Scarlett snuck out from behind a speaker box. The cat scampered round the divan and stopped in front of Trinda. It sensed there was something altogether wrong with its human owner. Trinda's eyes were open and unseeing as she slouched lifelessly against the seat (her copper-skinned beauty relegated to the memory of those who knew her and to the photographs and home movies which would document her cut-short life).
Scarlett pressed her front paws onto Trinda's sticky red stomach. The Birman Siamese cat was hungry. Like most times its food bowl was empty. Earlier on Eighteen had fought with Trinda over feeding Scarlett a can of salmon, pretty much the last of the house's edible food. Eighteen had eventually eaten the fish on less than fresh toast. Now, Scarlett lapped tentatively at Trinda's blood.
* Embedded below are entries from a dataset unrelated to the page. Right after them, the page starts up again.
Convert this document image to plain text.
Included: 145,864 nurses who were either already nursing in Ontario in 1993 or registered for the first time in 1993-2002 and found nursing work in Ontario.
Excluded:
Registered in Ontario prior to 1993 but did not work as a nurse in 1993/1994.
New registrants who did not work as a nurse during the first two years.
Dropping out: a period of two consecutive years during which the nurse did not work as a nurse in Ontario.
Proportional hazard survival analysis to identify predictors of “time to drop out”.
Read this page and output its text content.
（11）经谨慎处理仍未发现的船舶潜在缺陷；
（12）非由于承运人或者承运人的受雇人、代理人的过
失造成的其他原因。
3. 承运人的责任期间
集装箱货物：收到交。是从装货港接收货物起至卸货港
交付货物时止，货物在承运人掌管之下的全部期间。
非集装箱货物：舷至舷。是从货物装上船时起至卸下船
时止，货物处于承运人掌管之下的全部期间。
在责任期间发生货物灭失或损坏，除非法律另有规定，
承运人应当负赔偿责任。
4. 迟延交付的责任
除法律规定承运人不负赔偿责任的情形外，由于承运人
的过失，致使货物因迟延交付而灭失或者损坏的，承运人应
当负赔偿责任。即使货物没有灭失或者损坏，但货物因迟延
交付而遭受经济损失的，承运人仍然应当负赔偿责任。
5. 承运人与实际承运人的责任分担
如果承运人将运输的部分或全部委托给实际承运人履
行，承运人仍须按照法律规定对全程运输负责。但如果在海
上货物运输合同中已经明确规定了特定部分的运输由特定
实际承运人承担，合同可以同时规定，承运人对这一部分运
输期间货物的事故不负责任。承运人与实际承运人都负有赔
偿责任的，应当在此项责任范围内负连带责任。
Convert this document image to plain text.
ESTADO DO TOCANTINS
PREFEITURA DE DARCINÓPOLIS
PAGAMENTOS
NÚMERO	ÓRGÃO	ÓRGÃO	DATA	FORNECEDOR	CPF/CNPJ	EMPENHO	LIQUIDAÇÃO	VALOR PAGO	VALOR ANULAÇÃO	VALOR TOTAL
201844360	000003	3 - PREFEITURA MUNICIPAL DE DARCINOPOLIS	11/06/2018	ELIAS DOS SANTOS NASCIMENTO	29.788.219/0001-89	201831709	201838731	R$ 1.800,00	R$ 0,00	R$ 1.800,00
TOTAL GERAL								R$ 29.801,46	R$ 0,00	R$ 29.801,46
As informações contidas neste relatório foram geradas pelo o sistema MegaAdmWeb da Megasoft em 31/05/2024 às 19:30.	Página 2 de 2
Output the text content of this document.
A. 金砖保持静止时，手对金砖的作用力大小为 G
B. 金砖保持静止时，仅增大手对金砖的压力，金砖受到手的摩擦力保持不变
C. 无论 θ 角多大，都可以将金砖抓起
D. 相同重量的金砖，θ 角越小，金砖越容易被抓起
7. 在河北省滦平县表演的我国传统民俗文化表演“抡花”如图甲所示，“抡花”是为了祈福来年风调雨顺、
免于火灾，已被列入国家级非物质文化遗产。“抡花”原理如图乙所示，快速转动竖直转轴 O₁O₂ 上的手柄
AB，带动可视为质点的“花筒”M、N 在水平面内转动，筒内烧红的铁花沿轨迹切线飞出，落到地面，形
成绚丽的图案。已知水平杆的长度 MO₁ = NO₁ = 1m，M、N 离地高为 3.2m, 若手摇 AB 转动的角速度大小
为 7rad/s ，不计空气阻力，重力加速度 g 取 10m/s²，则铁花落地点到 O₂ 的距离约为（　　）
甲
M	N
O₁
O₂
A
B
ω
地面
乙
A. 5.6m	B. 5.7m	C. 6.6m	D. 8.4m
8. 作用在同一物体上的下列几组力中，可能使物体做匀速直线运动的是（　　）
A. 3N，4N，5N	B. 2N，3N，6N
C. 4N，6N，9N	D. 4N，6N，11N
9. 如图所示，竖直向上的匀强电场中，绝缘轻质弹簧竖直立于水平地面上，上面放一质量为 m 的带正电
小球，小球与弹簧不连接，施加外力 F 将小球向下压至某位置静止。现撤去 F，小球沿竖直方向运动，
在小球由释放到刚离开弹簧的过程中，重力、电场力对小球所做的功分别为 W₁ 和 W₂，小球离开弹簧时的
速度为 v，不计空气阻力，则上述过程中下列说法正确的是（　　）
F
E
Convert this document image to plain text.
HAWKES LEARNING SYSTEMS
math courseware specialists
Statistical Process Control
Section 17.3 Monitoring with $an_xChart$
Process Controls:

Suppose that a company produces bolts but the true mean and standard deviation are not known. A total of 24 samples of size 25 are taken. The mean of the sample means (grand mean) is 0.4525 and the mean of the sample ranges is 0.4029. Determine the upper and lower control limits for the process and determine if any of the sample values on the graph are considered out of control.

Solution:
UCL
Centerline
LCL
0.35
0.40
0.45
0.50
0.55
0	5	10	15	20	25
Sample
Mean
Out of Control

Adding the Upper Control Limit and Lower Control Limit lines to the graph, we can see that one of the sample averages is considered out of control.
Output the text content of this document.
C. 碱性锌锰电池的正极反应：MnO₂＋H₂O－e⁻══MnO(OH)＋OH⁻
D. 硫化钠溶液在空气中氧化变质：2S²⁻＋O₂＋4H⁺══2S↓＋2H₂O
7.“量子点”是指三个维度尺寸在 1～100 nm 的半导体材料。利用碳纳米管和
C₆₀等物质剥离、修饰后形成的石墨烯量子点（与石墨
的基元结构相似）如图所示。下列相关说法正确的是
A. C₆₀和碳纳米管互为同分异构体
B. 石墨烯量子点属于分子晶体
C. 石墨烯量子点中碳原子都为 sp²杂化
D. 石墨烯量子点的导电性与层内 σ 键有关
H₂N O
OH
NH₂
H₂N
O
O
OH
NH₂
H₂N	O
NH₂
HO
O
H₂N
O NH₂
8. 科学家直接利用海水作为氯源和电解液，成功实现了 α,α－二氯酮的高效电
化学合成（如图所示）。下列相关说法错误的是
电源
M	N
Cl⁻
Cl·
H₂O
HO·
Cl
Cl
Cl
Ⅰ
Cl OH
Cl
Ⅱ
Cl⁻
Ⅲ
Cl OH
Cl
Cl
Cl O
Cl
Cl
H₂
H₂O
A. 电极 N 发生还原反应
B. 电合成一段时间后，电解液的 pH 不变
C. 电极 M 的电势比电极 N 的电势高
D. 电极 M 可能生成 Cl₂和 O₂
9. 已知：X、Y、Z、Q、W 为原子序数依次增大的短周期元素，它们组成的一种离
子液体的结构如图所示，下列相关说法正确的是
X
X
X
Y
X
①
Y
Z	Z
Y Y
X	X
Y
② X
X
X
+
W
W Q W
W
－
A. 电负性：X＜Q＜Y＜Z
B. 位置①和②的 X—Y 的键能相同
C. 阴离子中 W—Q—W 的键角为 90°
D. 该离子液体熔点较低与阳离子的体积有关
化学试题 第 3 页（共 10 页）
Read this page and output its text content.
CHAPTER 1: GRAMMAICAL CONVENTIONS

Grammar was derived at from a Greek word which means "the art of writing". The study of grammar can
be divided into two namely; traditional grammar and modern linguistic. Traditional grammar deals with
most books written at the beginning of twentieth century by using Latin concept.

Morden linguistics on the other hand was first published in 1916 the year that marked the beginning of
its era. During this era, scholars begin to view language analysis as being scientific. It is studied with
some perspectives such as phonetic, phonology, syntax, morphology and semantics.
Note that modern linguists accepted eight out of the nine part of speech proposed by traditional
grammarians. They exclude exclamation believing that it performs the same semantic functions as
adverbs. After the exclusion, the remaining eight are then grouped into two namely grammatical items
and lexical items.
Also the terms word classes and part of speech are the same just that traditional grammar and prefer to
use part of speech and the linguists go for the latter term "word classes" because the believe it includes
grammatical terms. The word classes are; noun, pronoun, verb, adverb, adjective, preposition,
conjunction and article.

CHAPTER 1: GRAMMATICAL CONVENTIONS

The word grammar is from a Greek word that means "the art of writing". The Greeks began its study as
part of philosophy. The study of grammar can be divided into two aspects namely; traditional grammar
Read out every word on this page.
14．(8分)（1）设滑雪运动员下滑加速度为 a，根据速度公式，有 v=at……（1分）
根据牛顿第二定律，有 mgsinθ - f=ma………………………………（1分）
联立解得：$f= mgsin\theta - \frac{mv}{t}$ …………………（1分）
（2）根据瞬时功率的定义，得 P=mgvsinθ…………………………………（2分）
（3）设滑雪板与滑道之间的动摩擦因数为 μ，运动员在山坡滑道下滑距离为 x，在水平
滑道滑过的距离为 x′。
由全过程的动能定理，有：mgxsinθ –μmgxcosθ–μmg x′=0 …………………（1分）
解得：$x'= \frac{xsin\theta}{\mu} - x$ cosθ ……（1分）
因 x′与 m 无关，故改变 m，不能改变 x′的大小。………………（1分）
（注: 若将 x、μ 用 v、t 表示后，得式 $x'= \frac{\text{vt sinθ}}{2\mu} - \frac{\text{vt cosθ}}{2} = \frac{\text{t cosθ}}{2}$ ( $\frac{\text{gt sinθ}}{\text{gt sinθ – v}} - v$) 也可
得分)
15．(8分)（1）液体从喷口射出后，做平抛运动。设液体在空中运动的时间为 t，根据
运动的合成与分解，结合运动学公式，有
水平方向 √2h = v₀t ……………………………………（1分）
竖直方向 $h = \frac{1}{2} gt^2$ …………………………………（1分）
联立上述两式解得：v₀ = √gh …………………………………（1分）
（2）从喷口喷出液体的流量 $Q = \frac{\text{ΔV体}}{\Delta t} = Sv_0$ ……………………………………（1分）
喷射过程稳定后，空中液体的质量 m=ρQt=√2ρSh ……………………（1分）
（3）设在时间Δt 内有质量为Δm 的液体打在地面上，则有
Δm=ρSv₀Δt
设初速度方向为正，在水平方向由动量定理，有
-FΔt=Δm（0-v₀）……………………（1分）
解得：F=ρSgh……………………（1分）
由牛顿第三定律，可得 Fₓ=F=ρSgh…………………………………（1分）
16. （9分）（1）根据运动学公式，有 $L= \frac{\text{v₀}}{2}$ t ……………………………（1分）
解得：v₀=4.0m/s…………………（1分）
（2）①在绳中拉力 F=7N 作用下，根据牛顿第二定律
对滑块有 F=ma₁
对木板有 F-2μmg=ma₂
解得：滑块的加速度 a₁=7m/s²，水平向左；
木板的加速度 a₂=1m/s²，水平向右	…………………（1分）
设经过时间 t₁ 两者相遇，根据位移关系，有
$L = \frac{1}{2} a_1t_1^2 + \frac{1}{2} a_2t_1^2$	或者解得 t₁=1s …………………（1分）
However the blue-eyed creature soon stopped. As if in reverence of its former owner, the cat scampered off in search of another body from which to feed.
Goldman jump-landed at the bottom of the stairs. His eyes quickly adjusted to the room's overall gloom. He gasped at Michelle sprawled on the floor behind the L-shaped divan. Her chest was soaked with blood. Deuce lay close beside her. Eighteen, Trinda and Holly were sprawled on the other side of the divan. They all seemed lifeless. His eyes moistened and a nausea engulfed him to the point he had to stop from dry retching. He gulped down air and raced over to Michelle, cradling her upper body in his arms. Blood spilled from her slack mouth and multiple chest wounds. She was pallid and pale but, he saw, still breathing.
Unaware of Goldman's arrival at the darkened end of the room, Ildefonso Carrasco edged along the south wall of the spacious living area, stopping just short of the panelled extension. Bodies and shattered bottles were strewn about the base of the table, while pools of blood threatened to claim the floor proper.